LAVORO FEMMINILE E CRESCITA DELLA SOCIETÀ

LIVIO GHIRINGHELLI - 28/09/2012

Il 23 maggio scorso la Commissione del Senato, discutendo sulla riforma del lavoro, ha approvato all’unanimità un ordine del giorno che impegna il Governo a colmare il divario retributivo che ancora grava tra uomini e donne a parità di funzioni entro la data del 31 dicembre 2016. Si tratta di una misura di giustizia sostanziale che ormai si invoca da troppo tempo. Si consideri che da noi le donne dirigenti guadagnano il 2% in meno rispetto ai colleghi maschi, ma il divario salariale sale al 16% per quanto concerne gli impiegati e al 14% tra gli operai.
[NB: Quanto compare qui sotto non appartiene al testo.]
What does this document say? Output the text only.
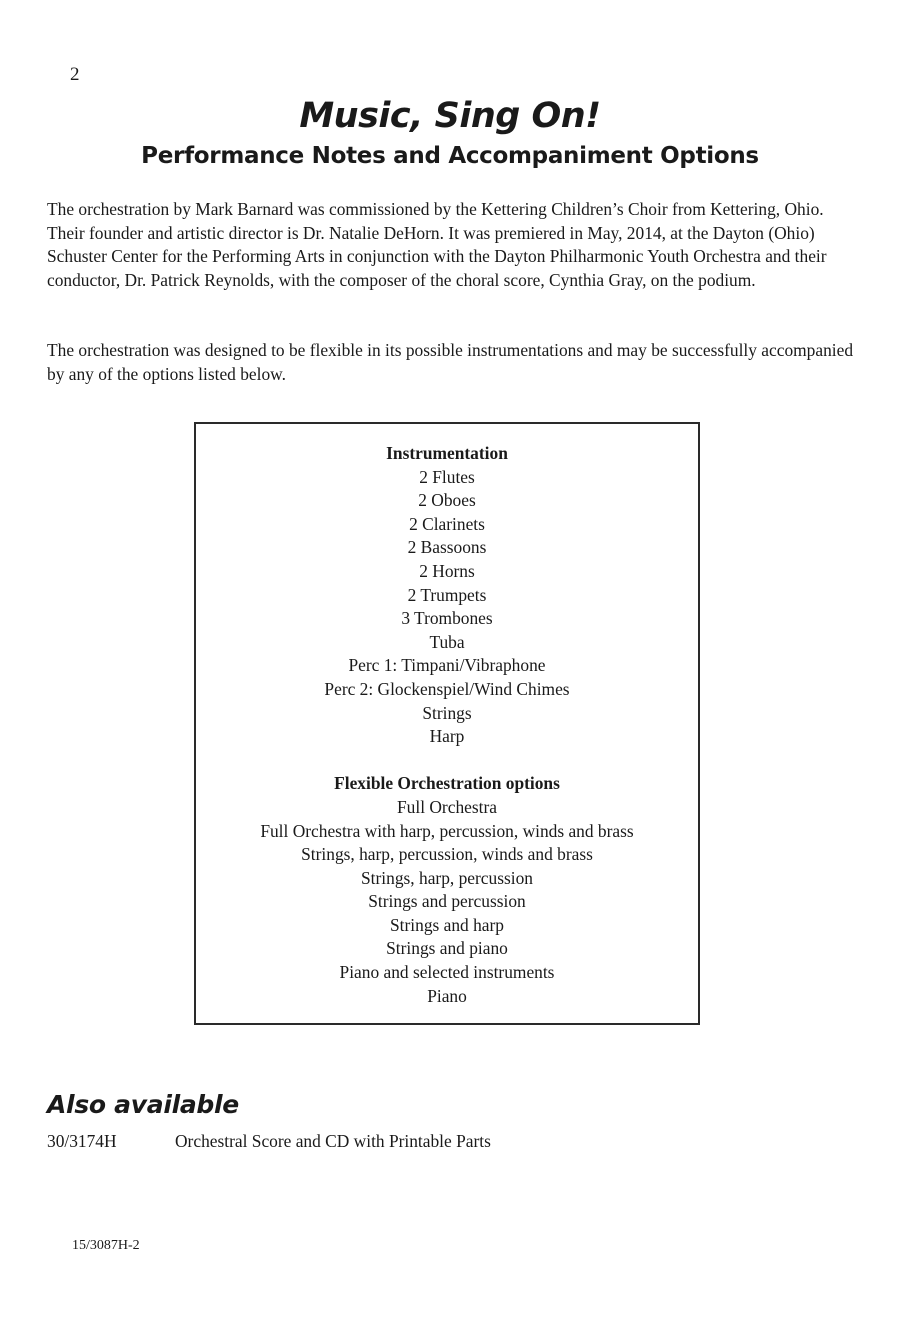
2
Music, Sing On!
Performance Notes and Accompaniment Options

The orchestration by Mark Barnard was commissioned by the Kettering Children’s Choir from Kettering, Ohio. Their founder and artistic director is Dr. Natalie DeHorn. It was premiered in May, 2014, at the Dayton (Ohio) Schuster Center for the Performing Arts in conjunction with the Dayton Philharmonic Youth Orchestra and their conductor, Dr. Patrick Reynolds, with the composer of the choral score, Cynthia Gray, on the podium.

The orchestration was designed to be flexible in its possible instrumentations and may be successfully accompanied by any of the options listed below.

Instrumentation
2 Flutes
2 Oboes
2 Clarinets
2 Bassoons
2 Horns
2 Trumpets
3 Trombones
Tuba
Perc 1: Timpani/Vibraphone
Perc 2: Glockenspiel/Wind Chimes
Strings
Harp
Flexible Orchestration options
Full Orchestra
Full Orchestra with harp, percussion, winds and brass
Strings, harp, percussion, winds and brass
Strings, harp, percussion
Strings and percussion
Strings and harp
Strings and piano
Piano and selected instruments
Piano
Also available
30/3174H	Orchestral Score and CD with Printable Parts
15/3087H-2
Se accolta, anche sul versante economico la parità occupazionale tra i due generi produrrebbe tra l’altro un incremento del PIL di vari punti, in relazione alla domanda di servizi di assistenza all’infanzia e agli anziani eccetera. In Italia (M. Ferrera, Il fattoreD. Perché il lavoro delle donne farà crescere l’Italia ? Milano 2009, 11) per ogni cento donne che entrano nel mercato del lavoro si creano altri 15 posti aggiuntivi. Dello stesso mese un rapporto dell’OCSE (Gender Equality in Education , Employment and Enterpreneurship: Final Report to the MCM 2012) sprona a contrastare il divario di genere per stimolare la crescita. Certo occorre organizzare i tempi di vita concernenti la famiglia e l’occupazione in termini di vera e autentica cultura della complementarità.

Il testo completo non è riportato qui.